Worth noting, the Bayesian approach also provided us with uncertainty estimates - for free. Okay, not for free, the computer definitely calculated them, but we didn't need to provide analytic expressions, propagate error over a compute graph, etc. This is a serious advantage of Bayesian modelling methods. The discussion of calculating prediction intervals for advanced regression methods can be extremely technical, and in some cases, world experts are still scratching their heads...

Conclusions

As you can see, the Julia ecosystem is very flexible. We are able to load data from ChemometricsData.jl, do preprocessing via ChemometricsTools.jl, build some compute heavy models in Turing.jl, perform a little post analysis with Statistics.jl, ChemometricsTools.jl, and organize data with DataFrames.jl.

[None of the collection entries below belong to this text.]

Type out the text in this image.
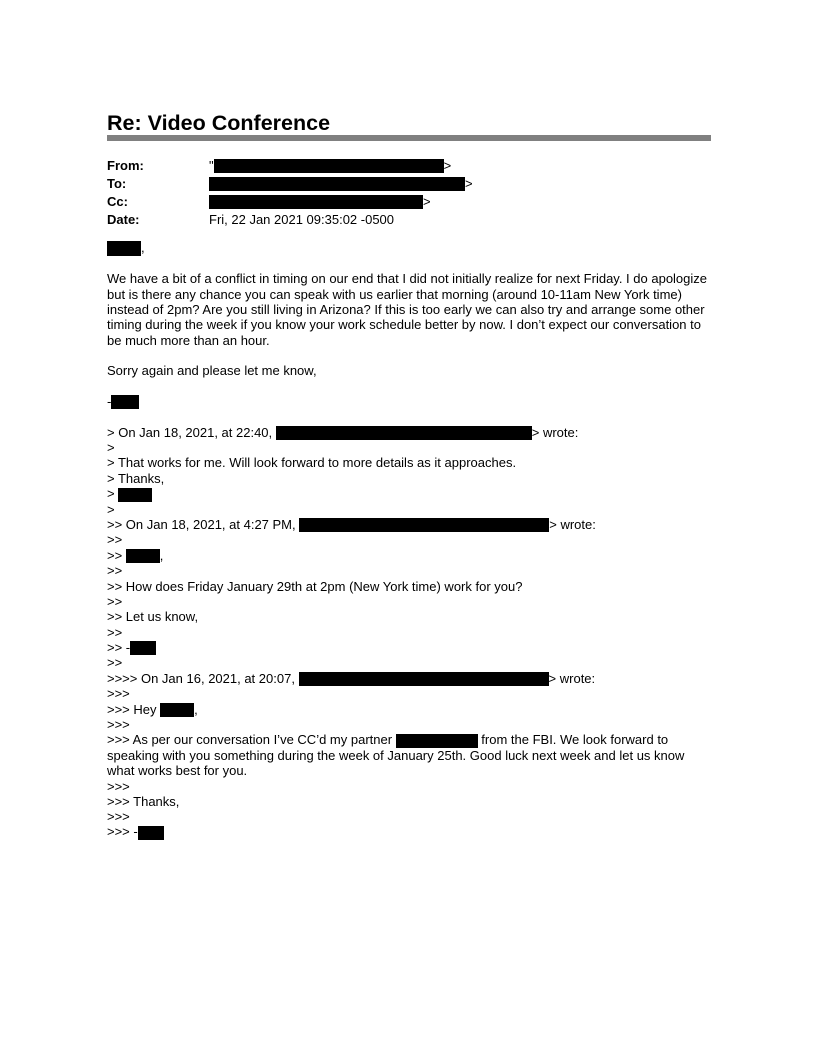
Re: Video Conference
From:	"	>
To:	>
Cc:	>
Date:	Fri, 22 Jan 2021 09:35:02 -0500
,

We have a bit of a conflict in timing on our end that I did not initially realize for next Friday. I do apologize but is there any chance you can speak with us earlier that morning (around 10-11am New York time) instead of 2pm? Are you still living in Arizona? If this is too early we can also try and arrange some other timing during the week if you know your work schedule better by now. I don’t expect our conversation to be much more than an hour.

Sorry again and please let me know,

-
> On Jan 18, 2021, at 22:40,	> wrote:
>
> That works for me. Will look forward to more details as it approaches.
> Thanks,
>
>
>> On Jan 18, 2021, at 4:27 PM,	> wrote:
>>
>>	,
>>
>> How does Friday January 29th at 2pm (New York time) work for you?
>>
>> Let us know,
>>
>> -
>>
>>>> On Jan 16, 2021, at 20:07,	> wrote:
>>>
>>> Hey	,
>>>
>>> As per our conversation I’ve CC’d my partner	from the FBI. We look forward to
speaking with you something during the week of January 25th. Good luck next week and let us know
what works best for you.
>>>
>>> Thanks,
>>>
>>> -
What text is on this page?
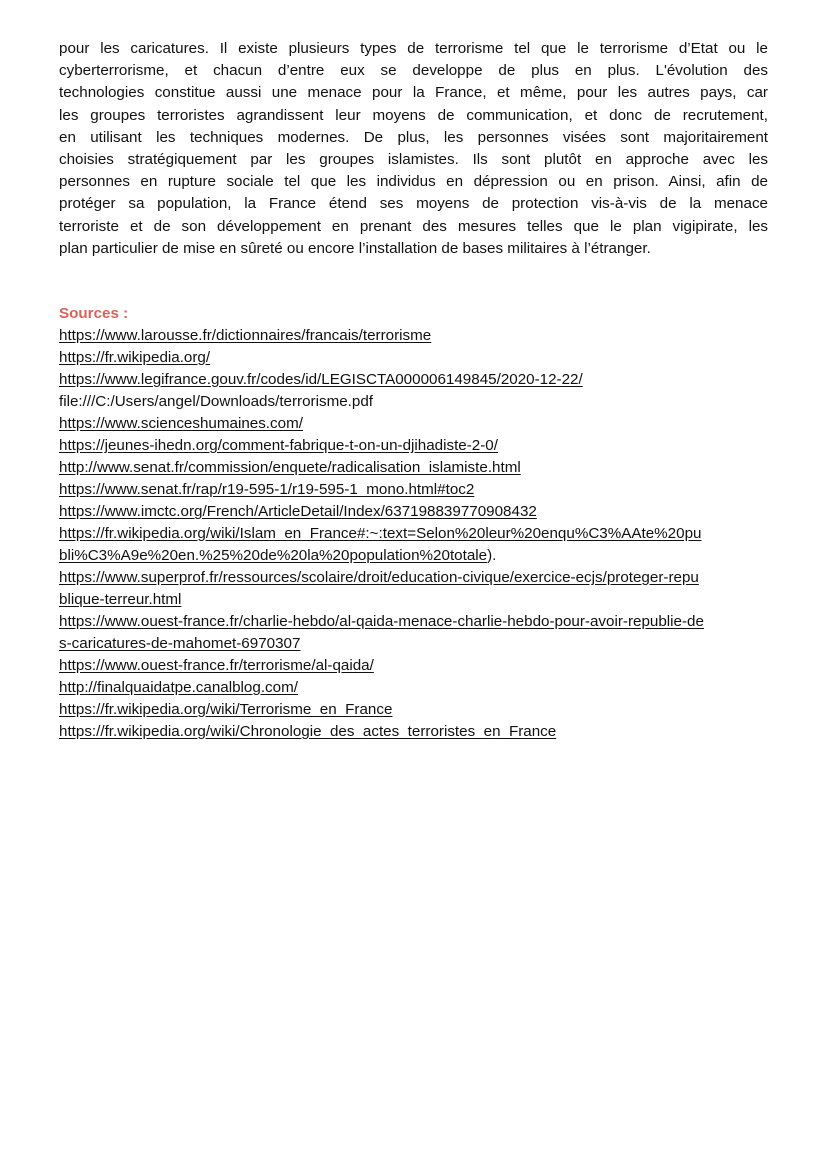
pour les caricatures. Il existe plusieurs types de terrorisme tel que le terrorisme d’Etat ou le
cyberterrorisme, et chacun d’entre eux se developpe de plus en plus. L'évolution des
technologies constitue aussi une menace pour la France, et même, pour les autres pays, car
les groupes terroristes agrandissent leur moyens de communication, et donc de recrutement,
en utilisant les techniques modernes. De plus, les personnes visées sont majoritairement
choisies stratégiquement par les groupes islamistes. Ils sont plutôt en approche avec les
personnes en rupture sociale tel que les individus en dépression ou en prison. Ainsi, afin de
protéger sa population, la France étend ses moyens de protection vis-à-vis de la menace
terroriste et de son développement en prenant des mesures telles que le plan vigipirate, les
plan particulier de mise en sûreté ou encore l’installation de bases militaires à l’étranger.

Sources :
https://www.larousse.fr/dictionnaires/francais/terrorisme
https://fr.wikipedia.org/
https://www.legifrance.gouv.fr/codes/id/LEGISCTA000006149845/2020-12-22/
file:///C:/Users/angel/Downloads/terrorisme.pdf
https://www.scienceshumaines.com/
https://jeunes-ihedn.org/comment-fabrique-t-on-un-djihadiste-2-0/
http://www.senat.fr/commission/enquete/radicalisation_islamiste.html
https://www.senat.fr/rap/r19-595-1/r19-595-1_mono.html#toc2
https://www.imctc.org/French/ArticleDetail/Index/637198839770908432
https://fr.wikipedia.org/wiki/Islam_en_France#:~:text=Selon%20leur%20enqu%C3%AAte%20pu
bli%C3%A9e%20en.%25%20de%20la%20population%20totale).
https://www.superprof.fr/ressources/scolaire/droit/education-civique/exercice-ecjs/proteger-repu
blique-terreur.html
https://www.ouest-france.fr/charlie-hebdo/al-qaida-menace-charlie-hebdo-pour-avoir-republie-de
s-caricatures-de-mahomet-6970307
https://www.ouest-france.fr/terrorisme/al-qaida/
http://finalquaidatpe.canalblog.com/
https://fr.wikipedia.org/wiki/Terrorisme_en_France
https://fr.wikipedia.org/wiki/Chronologie_des_actes_terroristes_en_France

All without much trouble whatsoever.

Which model would I choose? Personally I'd choose none of these, I'd spend more time tuning the Turing models and giving each approach a fair chance. Seeing what I could learn from each, and then combining that knowledge into a final model. I'd also introduce more metrics, statistical tests, and examine more plots than what is shown here. Unfortunately, life is rough, and I don't have time to do that right now. But - to escape some caveats - if I had to chose one, say a deadline was coming up, I would likely choose the horseshoe regression. This method afforded model weights that although not statistically validated, matched an empirical result "okay". That's better than nothing!

References

  1. Trevor Park & George Casella (2008) The Bayesian Lasso, Journal of the American Statistical Association, 103:482, 681-686, DOI: 10.1198/016214508000000337)
  2. K.F. Palmer and D. Williams, "Optical Properties of water in the near infrared," Journal of the Optical Society of America, V.64, pp. 1107-1110, August, 1974.